In our own era, when millions of amateurs create and distribute cultural content each day, the example of garage rock shines brighter than ever. This helps to explain the music’s peculiar staying power, evident in both archival projects like Garage Hangover and the Nuggets series and the vibrant underground garage scenes in cities around the world. There’s a reason Raks Raks Raks is subtitled “27 Golden Garage Psych Nuggets From the Iranian 60s Scene.” Had it instead been labeled “Iranian Rock of the 60s,” it would have been less appealing to the kind of people who are still willing to pay money for recorded music. But the significance of the decision to invoke the terms “garage” and “nuggets” extends beyond the marketplace.

Like most of the countries where “garage rock” scenes have been retroactively discerned, Iran was not a country where many people actually had garages. It still isn’t. To imagine young Iranians hammering out tunes in a subdivision of three-bedroom homes with two-car garages is to indulge a fantasy that is simultaneously economic and political. Although everyday life in Tehran retains a cosmopolitan air, Iran has become a figure for the wrong kind of post-modernity, what happens when the forces of progress are vanquished by reactionary sentiment. We are drawn to the vision of an Iranian garage scene in the 1960s precisely because we perceive it as a future past. And we are drawn to Raks Raks Raks because it gives us hope that it is not a future past redemption.

It’s as though we were conceiving of the Iran delineated in these songs, a place where men want groovy Mod haircuts instead of beards and women can demand respect in the public sphere, as that child on the cusp of adolescence who is suddenly open to a whole new range of experiences, from mixed food to mixed company.
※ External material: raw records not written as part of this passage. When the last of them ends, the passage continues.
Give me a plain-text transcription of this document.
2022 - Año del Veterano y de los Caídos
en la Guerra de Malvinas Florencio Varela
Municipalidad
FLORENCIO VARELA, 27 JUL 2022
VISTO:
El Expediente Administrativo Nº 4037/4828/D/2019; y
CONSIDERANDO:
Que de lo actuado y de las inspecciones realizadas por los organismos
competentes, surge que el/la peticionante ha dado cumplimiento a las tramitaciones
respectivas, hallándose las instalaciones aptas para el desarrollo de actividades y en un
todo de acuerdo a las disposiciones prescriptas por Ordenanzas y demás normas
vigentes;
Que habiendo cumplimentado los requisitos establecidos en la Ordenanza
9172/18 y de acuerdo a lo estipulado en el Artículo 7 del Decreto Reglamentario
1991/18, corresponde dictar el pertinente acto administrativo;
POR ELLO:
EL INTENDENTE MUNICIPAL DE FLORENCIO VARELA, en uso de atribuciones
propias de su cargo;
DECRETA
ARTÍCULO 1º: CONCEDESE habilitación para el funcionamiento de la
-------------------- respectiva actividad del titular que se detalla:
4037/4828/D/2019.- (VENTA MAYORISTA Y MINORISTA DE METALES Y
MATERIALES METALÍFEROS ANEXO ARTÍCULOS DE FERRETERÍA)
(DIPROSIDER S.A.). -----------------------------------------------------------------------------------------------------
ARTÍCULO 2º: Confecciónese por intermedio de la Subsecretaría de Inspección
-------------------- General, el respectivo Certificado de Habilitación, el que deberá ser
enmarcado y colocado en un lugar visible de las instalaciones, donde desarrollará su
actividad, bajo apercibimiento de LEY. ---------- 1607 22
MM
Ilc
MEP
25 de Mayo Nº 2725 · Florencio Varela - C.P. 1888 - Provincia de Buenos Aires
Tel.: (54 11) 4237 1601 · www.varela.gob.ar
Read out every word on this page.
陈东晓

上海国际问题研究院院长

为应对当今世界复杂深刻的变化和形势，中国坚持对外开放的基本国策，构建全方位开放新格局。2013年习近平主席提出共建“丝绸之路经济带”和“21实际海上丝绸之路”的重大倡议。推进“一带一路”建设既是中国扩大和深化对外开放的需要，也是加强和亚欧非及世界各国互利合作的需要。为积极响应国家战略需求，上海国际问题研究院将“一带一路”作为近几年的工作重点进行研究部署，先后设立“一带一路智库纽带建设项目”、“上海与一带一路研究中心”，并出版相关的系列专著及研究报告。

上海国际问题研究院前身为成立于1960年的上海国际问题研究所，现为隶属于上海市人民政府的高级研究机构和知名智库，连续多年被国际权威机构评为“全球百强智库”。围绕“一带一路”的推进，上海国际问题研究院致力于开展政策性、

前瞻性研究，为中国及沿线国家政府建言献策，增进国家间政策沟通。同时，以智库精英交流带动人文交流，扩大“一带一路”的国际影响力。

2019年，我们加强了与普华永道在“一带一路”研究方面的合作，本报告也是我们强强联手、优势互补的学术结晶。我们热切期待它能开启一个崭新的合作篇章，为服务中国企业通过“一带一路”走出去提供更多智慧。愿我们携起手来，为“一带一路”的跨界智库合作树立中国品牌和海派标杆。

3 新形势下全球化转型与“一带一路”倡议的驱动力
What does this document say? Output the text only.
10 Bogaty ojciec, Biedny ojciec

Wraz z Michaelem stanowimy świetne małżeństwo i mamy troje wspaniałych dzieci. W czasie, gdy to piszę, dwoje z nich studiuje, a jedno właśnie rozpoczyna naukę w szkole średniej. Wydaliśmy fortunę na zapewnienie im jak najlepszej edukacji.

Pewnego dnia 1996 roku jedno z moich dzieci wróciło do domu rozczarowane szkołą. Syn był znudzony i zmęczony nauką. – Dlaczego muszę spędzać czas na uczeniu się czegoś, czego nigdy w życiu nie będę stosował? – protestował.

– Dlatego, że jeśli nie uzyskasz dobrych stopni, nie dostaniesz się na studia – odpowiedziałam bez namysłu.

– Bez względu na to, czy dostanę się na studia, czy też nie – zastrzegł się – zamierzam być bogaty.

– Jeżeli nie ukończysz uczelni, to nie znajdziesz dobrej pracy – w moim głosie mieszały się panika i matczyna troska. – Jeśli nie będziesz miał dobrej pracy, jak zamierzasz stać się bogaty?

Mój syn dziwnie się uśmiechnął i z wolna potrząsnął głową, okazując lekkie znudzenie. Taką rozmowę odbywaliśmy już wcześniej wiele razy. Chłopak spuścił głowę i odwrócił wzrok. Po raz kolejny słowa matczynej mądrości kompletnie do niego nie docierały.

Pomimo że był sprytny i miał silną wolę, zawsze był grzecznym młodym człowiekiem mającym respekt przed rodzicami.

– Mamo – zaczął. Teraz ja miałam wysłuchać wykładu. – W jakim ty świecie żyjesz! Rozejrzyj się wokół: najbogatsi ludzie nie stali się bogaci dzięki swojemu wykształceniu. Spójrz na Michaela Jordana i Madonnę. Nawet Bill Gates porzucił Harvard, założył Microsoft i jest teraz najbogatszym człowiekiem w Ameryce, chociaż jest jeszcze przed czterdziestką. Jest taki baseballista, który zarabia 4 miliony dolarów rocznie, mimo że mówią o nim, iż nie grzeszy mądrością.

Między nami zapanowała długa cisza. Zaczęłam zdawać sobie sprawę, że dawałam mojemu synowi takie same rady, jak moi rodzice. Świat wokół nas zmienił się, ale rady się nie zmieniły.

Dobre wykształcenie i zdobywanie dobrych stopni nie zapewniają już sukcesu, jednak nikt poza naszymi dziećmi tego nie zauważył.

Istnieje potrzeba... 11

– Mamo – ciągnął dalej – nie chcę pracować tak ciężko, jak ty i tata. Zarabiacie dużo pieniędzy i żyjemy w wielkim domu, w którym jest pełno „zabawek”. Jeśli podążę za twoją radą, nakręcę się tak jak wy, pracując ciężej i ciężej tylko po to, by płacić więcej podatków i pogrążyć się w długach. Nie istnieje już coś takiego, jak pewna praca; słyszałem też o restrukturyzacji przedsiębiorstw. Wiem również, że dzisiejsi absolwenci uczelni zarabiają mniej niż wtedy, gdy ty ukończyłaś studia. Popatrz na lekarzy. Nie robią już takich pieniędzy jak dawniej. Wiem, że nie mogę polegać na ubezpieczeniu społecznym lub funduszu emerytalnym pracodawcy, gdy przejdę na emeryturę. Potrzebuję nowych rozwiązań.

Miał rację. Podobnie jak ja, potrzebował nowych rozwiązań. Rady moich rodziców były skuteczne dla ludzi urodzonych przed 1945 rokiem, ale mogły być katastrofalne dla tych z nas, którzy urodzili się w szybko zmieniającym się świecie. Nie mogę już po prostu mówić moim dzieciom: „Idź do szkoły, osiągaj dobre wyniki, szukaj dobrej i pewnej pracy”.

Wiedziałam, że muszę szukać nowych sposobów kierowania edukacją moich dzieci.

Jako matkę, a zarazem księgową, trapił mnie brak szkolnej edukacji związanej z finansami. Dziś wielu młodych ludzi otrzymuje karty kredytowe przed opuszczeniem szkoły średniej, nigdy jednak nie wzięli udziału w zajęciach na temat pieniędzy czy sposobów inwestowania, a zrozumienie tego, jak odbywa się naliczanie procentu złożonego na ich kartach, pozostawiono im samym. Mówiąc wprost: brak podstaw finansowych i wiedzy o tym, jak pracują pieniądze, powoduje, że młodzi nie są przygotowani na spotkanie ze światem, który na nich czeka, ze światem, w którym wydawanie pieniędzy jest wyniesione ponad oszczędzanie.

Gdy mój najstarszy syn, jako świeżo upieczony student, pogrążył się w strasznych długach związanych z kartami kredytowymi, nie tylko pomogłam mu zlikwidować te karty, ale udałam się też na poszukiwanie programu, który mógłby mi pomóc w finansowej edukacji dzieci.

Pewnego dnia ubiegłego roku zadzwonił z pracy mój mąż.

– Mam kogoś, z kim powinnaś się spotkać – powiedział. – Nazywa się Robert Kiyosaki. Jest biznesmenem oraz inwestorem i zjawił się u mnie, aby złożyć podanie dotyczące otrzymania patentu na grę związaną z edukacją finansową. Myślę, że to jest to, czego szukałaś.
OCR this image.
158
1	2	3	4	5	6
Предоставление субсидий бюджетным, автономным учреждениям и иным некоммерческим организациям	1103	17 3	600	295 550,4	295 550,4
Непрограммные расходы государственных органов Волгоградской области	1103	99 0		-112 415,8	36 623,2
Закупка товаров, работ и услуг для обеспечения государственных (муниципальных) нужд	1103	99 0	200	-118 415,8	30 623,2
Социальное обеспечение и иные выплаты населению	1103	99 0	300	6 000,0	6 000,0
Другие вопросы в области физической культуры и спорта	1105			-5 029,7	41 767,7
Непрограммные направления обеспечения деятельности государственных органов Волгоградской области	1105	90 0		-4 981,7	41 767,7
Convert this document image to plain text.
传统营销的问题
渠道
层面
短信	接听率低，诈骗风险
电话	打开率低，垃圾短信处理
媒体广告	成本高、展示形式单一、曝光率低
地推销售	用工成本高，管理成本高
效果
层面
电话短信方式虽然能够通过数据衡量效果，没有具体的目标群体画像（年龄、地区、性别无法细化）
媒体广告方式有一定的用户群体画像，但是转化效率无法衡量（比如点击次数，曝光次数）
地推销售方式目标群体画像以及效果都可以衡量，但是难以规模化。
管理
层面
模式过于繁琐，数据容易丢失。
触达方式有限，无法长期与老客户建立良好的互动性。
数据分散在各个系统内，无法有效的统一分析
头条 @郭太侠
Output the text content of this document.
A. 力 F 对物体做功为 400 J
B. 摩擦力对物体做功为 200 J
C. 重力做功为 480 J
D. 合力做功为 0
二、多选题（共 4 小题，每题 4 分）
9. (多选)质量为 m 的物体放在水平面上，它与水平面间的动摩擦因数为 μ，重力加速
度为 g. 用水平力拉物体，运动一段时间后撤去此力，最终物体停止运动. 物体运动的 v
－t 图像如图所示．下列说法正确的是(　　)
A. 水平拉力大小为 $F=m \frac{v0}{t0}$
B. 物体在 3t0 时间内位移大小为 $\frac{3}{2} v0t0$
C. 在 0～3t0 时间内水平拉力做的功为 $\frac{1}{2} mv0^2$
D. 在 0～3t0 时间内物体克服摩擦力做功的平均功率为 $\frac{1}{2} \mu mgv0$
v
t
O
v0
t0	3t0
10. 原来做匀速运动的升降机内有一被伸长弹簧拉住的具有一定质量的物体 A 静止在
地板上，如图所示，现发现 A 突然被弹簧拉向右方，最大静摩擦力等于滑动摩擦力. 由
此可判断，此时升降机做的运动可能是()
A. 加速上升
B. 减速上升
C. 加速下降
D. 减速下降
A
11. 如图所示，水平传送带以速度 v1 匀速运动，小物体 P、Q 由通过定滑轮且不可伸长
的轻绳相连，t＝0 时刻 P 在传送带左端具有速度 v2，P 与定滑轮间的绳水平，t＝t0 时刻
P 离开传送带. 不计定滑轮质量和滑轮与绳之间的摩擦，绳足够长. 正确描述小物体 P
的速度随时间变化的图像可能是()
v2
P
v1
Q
We extrapolate from this youth culture what that land might have become if the Revolution had not intervened. It is telling, then, that Aya devotes much of his liner notes to destroying this narrative. “Persian rock of the 60s and 70s did not wane for conservative or such social reasons, but rather for much practical reasons coupled with being awash by the huge success of Persian pop artists,” he writes.

Nor was the impetus for change signaled by garage rock’s appearance in Iran was not at odds with revolutionary energies. “It’s very clear even for the superficial researcher that how Iranians have been ruled since the Revolution is not exactly how they wanted it to be in the days of the resistance. What mattered then was to throw the tyrant away at all costs (his passing away was announced as, ‘The biggest blood sucker of the century is dead’ on state radio) and the secular left fought against the shah hand in hand with the mollahs, two seemingly opposite world views mutually using their sources for wider support for the organization of the resistance.”

If we listen to Raks Raks Raks with the urge to redeem a future past, Aya suggests, our goal should not be to picture the highly stratified society of the Shah’s reign extended indefinitely but to imagine instead what would have happened if the secular left had prevailed in the wake of the revolution. The do-it-yourself culture we should be celebrating is not the one inspired by American style, but American political ideals. For that is the only way to give Googoosh the respect she calls for.

As much pleasure as this compilation gives, there is a terrible irony in the timing of its release. The popular uprising in Iran earlier this year was given little support by Western governments, despite the fact that many of its organizers self-consciously invoked the democratic heritage of pre-revolutionary progressives. Apparently, we find more appeal in the idea of Iranian hipsters than an Iran hip to our complicity in its decades of political bondage.